L’annonce est claire : la Chine est priée de renoncer à « la pensée de Xi Jinping sur le socialisme à la chinoise pour une nouvelle ère » que le dernier Congrès du Parti vient d’inscrire dans la constitution chinoise.

L’offensive américaine n’est pas surprenante :
  • elle s’inscrit dans la droite ligne de la doctrine trumpienne qui considère les déficits bilatéraux comme une « agression » contre le pays. Le Président oublie évidemment qu’une bonne partie des produits divers vendus sous la marque Trump (ou les vêtements vendus par sa fille) était « made in China », souci de la marge oblige. Le déficit bilatéral des États-Unis vis-à-vis de la Chine augmente en 2017, de 7 % à  8 % : une riposte est inévitable ;
  • la « doctrine » Lighthizer, exposée en septembre au CSIS, indiquait clairement que la question chinoise n’était pas « soluble » à l’OMC, à cause de la taille du pays. L’homme qui s’était fait un nom en imposant les « restrictions volontaires à l’exportation » sur les voitures japonaises dans les années 80 pense trouver là un adversaire à sa mesure ;
  • elle intègre commerce et économie à l’équation stratégique américaine. Ce n’est pas un hasard si la publication du rapport de l’USTR coïncide avec celle du rapport stratégique du Pentagone qui identifie la Russie et la Chine comme les deux cibles dans la compétition de grandes puissances en cours : « Ces deux pays se posent en rivaux à notre égard et cherchent à remplacer l’ordre international fondé sur la liberté et l’ouverture qui a permis le développement de la sécurité et de la prospérité mondiale depuis la deuxième guerre mondiale », et leurs efforts doivent être combattus par les États-Unis. Indice supplémentaire : le rapport de l’USTR sur la conformité de la politique commerciale russe à l’égard des engagements du pays à l’OMC est sorti le même jour, le 19 janvier, et est aussi critique vis-à-vis de Moscou que de Pékin. Il est en revanche ironique que le Secrétaire à la Défense présente les États-Unis comme le champion de l’ordre international de l’après 1945, alors que ses collègues de la sphère économique, parlant d’une seule voix, selon le Secrétaire au Trésor, M. Mnuchin, à Davos, font tout pour affaiblir l’un des piliers de cet ordre. La cohérence n’est pas le fort de cette équipe.

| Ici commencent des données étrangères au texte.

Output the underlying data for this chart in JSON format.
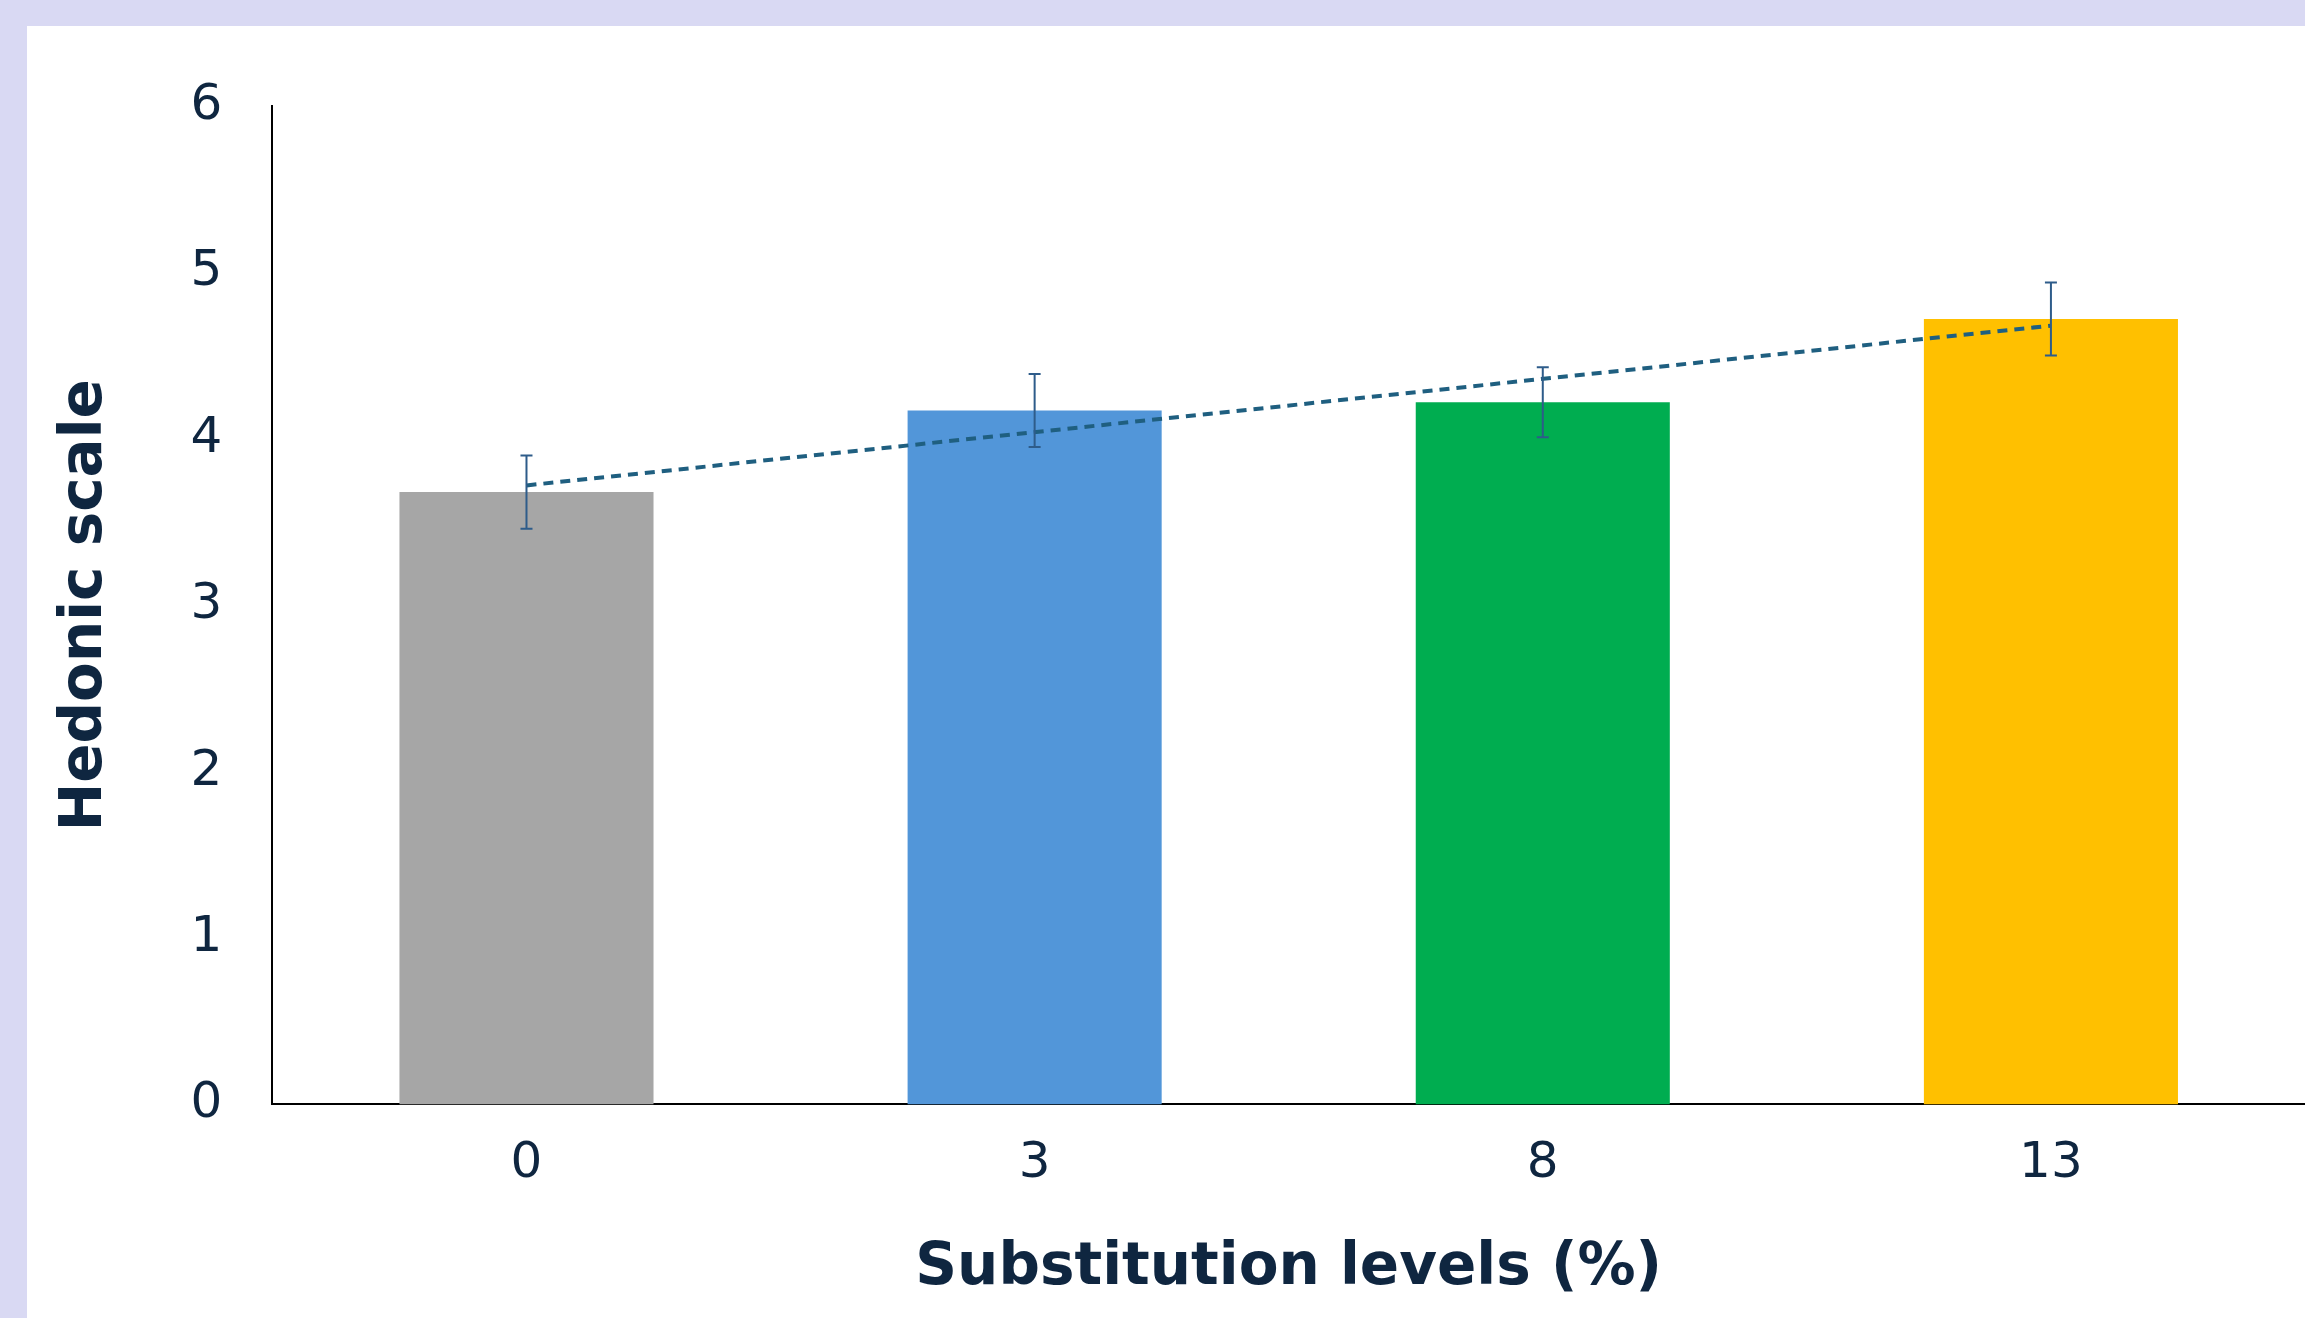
{
  "chart_data": {
    "type": "bar",
    "xlabel": "Substitution levels (%)",
    "ylabel": "Hedonic scale",
    "categories": [
      "0",
      "3",
      "8",
      "13"
    ],
    "series": [
      {
        "colors": [
          "#a6a6a6",
          "#5296d9",
          "#00ad50",
          "#ffc000"
        ],
        "values": [
          3.68,
          4.17,
          4.22,
          4.72
        ],
        "errors": [
          0.22,
          0.22,
          0.21,
          0.22
        ]
      },
      {
        "type": "line",
        "x": [
          "0",
          "13"
        ],
        "values": [
          3.72,
          4.68
        ],
        "color": "#1f5f80",
        "line_style": "dashed",
        "marker": "none"
      }
    ],
    "ylim": [
      0,
      6
    ],
    "yticks": [
      0,
      1,
      2,
      3,
      4,
      5,
      6
    ],
    "grid": false,
    "legend": false
  }
}
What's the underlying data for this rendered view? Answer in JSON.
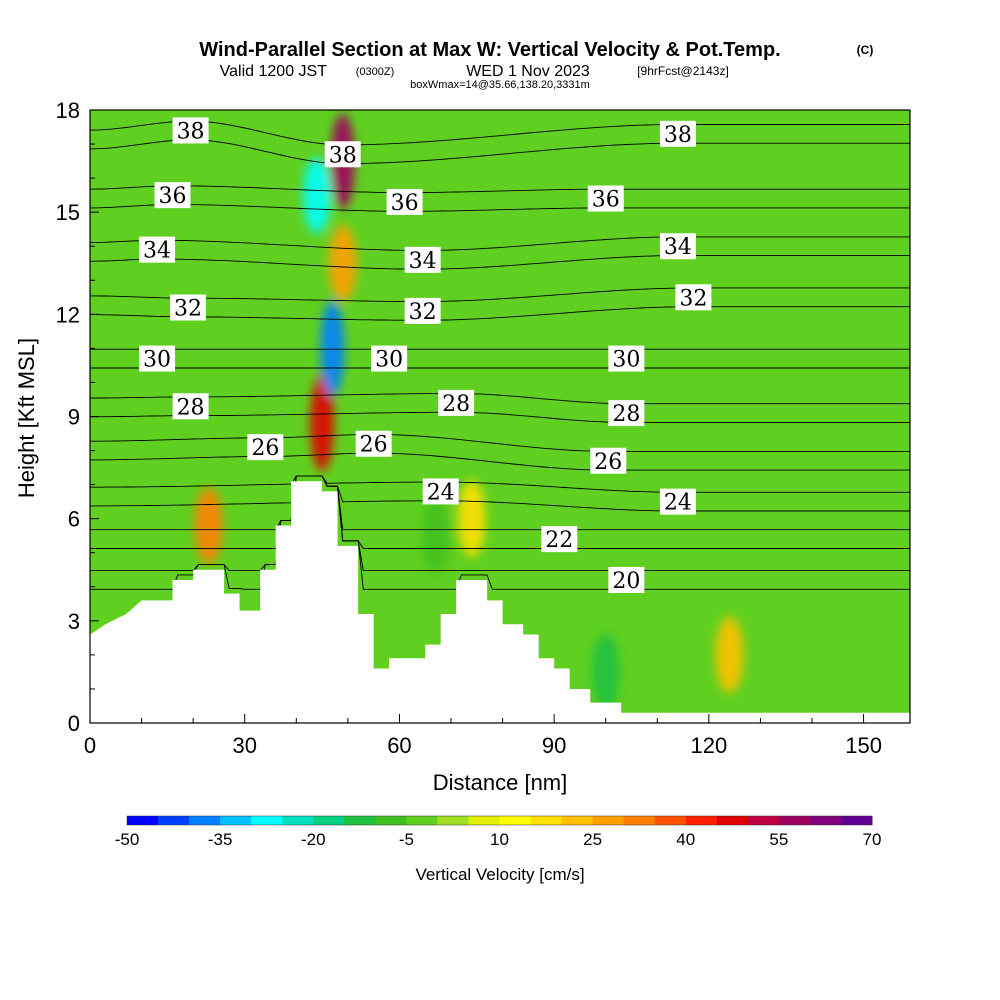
{
  "header": {
    "title": "Wind-Parallel Section at Max W: Vertical Velocity & Pot.Temp.",
    "copyright": "(C)",
    "valid_prefix": "Valid 1200 JST",
    "valid_utc": "(0300Z)",
    "valid_date": "WED 1 Nov 2023",
    "fcst": "[9hrFcst@2143z]",
    "box": "boxWmax=14@35.66,138.20,3331m"
  },
  "chart_data": {
    "type": "heatmap",
    "xlabel": "Distance [nm]",
    "ylabel": "Height [Kft MSL]",
    "xlim": [
      0,
      159
    ],
    "ylim": [
      0,
      18
    ],
    "x_ticks": [
      "0",
      "30",
      "60",
      "90",
      "120",
      "150"
    ],
    "y_ticks": [
      "0",
      "3",
      "6",
      "9",
      "12",
      "15",
      "18"
    ],
    "colorbar": {
      "label": "Vertical Velocity [cm/s]",
      "tick_labels": [
        "-50",
        "-35",
        "-20",
        "-5",
        "10",
        "25",
        "40",
        "55",
        "70"
      ],
      "min": -50,
      "max": 70,
      "colors": [
        "#0000ff",
        "#0040ff",
        "#0080ff",
        "#00c0ff",
        "#00ffff",
        "#00e0c0",
        "#00d080",
        "#20c040",
        "#40c020",
        "#60d020",
        "#a0e020",
        "#e0f000",
        "#ffff00",
        "#ffe000",
        "#ffc000",
        "#ffa000",
        "#ff8000",
        "#ff5000",
        "#ff2000",
        "#e00000",
        "#c00040",
        "#a00060",
        "#800080",
        "#600090"
      ]
    },
    "terrain_kft": [
      [
        0,
        2.6
      ],
      [
        3,
        2.9
      ],
      [
        7,
        3.2
      ],
      [
        10,
        3.6
      ],
      [
        16,
        3.6
      ],
      [
        16,
        4.2
      ],
      [
        20,
        4.2
      ],
      [
        20,
        4.5
      ],
      [
        26,
        4.5
      ],
      [
        26,
        3.8
      ],
      [
        29,
        3.8
      ],
      [
        29,
        3.3
      ],
      [
        33,
        3.3
      ],
      [
        33,
        4.5
      ],
      [
        36,
        4.5
      ],
      [
        36,
        5.8
      ],
      [
        39,
        5.8
      ],
      [
        39,
        7.1
      ],
      [
        45,
        7.1
      ],
      [
        45,
        6.8
      ],
      [
        48,
        6.8
      ],
      [
        48,
        5.2
      ],
      [
        52,
        5.2
      ],
      [
        52,
        3.2
      ],
      [
        55,
        3.2
      ],
      [
        55,
        1.6
      ],
      [
        58,
        1.6
      ],
      [
        58,
        1.9
      ],
      [
        65,
        1.9
      ],
      [
        65,
        2.3
      ],
      [
        68,
        2.3
      ],
      [
        68,
        3.2
      ],
      [
        71,
        3.2
      ],
      [
        71,
        4.2
      ],
      [
        77,
        4.2
      ],
      [
        77,
        3.6
      ],
      [
        80,
        3.6
      ],
      [
        80,
        2.9
      ],
      [
        84,
        2.9
      ],
      [
        84,
        2.6
      ],
      [
        87,
        2.6
      ],
      [
        87,
        1.9
      ],
      [
        90,
        1.9
      ],
      [
        90,
        1.6
      ],
      [
        93,
        1.6
      ],
      [
        93,
        1.0
      ],
      [
        97,
        1.0
      ],
      [
        97,
        0.6
      ],
      [
        103,
        0.6
      ],
      [
        103,
        0.3
      ],
      [
        159,
        0.3
      ]
    ],
    "w_features_cm_s": [
      {
        "x": 23,
        "y": 5.8,
        "w": 30
      },
      {
        "x": 45,
        "y": 8.8,
        "w": 45
      },
      {
        "x": 49,
        "y": 16.5,
        "w": 55
      },
      {
        "x": 49,
        "y": 13.5,
        "w": 25
      },
      {
        "x": 44,
        "y": 15.5,
        "w": -30
      },
      {
        "x": 47,
        "y": 11.0,
        "w": -40
      },
      {
        "x": 74,
        "y": 6.0,
        "w": 15
      },
      {
        "x": 124,
        "y": 2.0,
        "w": 20
      },
      {
        "x": 67,
        "y": 5.5,
        "w": -8
      },
      {
        "x": 100,
        "y": 1.5,
        "w": -12
      }
    ],
    "isentropes_K": [
      20,
      22,
      24,
      26,
      28,
      30,
      32,
      34,
      36,
      38
    ],
    "isentrope_labels": [
      {
        "text": "38",
        "x": 19.5,
        "y": 17.4
      },
      {
        "text": "38",
        "x": 49,
        "y": 16.7
      },
      {
        "text": "38",
        "x": 114,
        "y": 17.3
      },
      {
        "text": "36",
        "x": 16,
        "y": 15.5
      },
      {
        "text": "36",
        "x": 61,
        "y": 15.3
      },
      {
        "text": "36",
        "x": 100,
        "y": 15.4
      },
      {
        "text": "34",
        "x": 13,
        "y": 13.9
      },
      {
        "text": "34",
        "x": 64.5,
        "y": 13.6
      },
      {
        "text": "34",
        "x": 114,
        "y": 14.0
      },
      {
        "text": "32",
        "x": 19,
        "y": 12.2
      },
      {
        "text": "32",
        "x": 64.5,
        "y": 12.1
      },
      {
        "text": "32",
        "x": 117,
        "y": 12.5
      },
      {
        "text": "30",
        "x": 13,
        "y": 10.7
      },
      {
        "text": "30",
        "x": 58,
        "y": 10.7
      },
      {
        "text": "30",
        "x": 104,
        "y": 10.7
      },
      {
        "text": "28",
        "x": 19.5,
        "y": 9.3
      },
      {
        "text": "28",
        "x": 71,
        "y": 9.4
      },
      {
        "text": "28",
        "x": 104,
        "y": 9.1
      },
      {
        "text": "26",
        "x": 34,
        "y": 8.1
      },
      {
        "text": "26",
        "x": 55,
        "y": 8.2
      },
      {
        "text": "26",
        "x": 100.5,
        "y": 7.7
      },
      {
        "text": "24",
        "x": 68,
        "y": 6.8
      },
      {
        "text": "24",
        "x": 114,
        "y": 6.5
      },
      {
        "text": "22",
        "x": 91,
        "y": 5.4
      },
      {
        "text": "20",
        "x": 104,
        "y": 4.2
      }
    ]
  }
}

Le radicalisme de la position américaine sur​ la place –ou l'absence de place­– de la Chine à l'OMC représente un vrai défi pour l'Union Européenne. Les reproches, fondés, sur les politiques chinoises font de l'Europe et des États-Unis des alliés naturels, qui devraient coopérer dans la recherche de solutions. C'est le sens de la déclaration tripartite de l'Union, du Japon et des États-Unis qui engage les trois partenaires à joindre leurs efforts pour répondre au défi chinois, sans le nommer expressément. Si cependant, comme il est vraisemblable, la partie américaine choisit d'ignorer ses obligations à l'OMC pour sanctionner la Chine, Bruxelles pourra difficilement la soutenir sans mettre en danger l'organisation dont elle devient le premier soutien.
 

[1] Déclaration que la Chine n’a pas signée : elle n’est devenue membre de l’Organisation que six ans plus tard.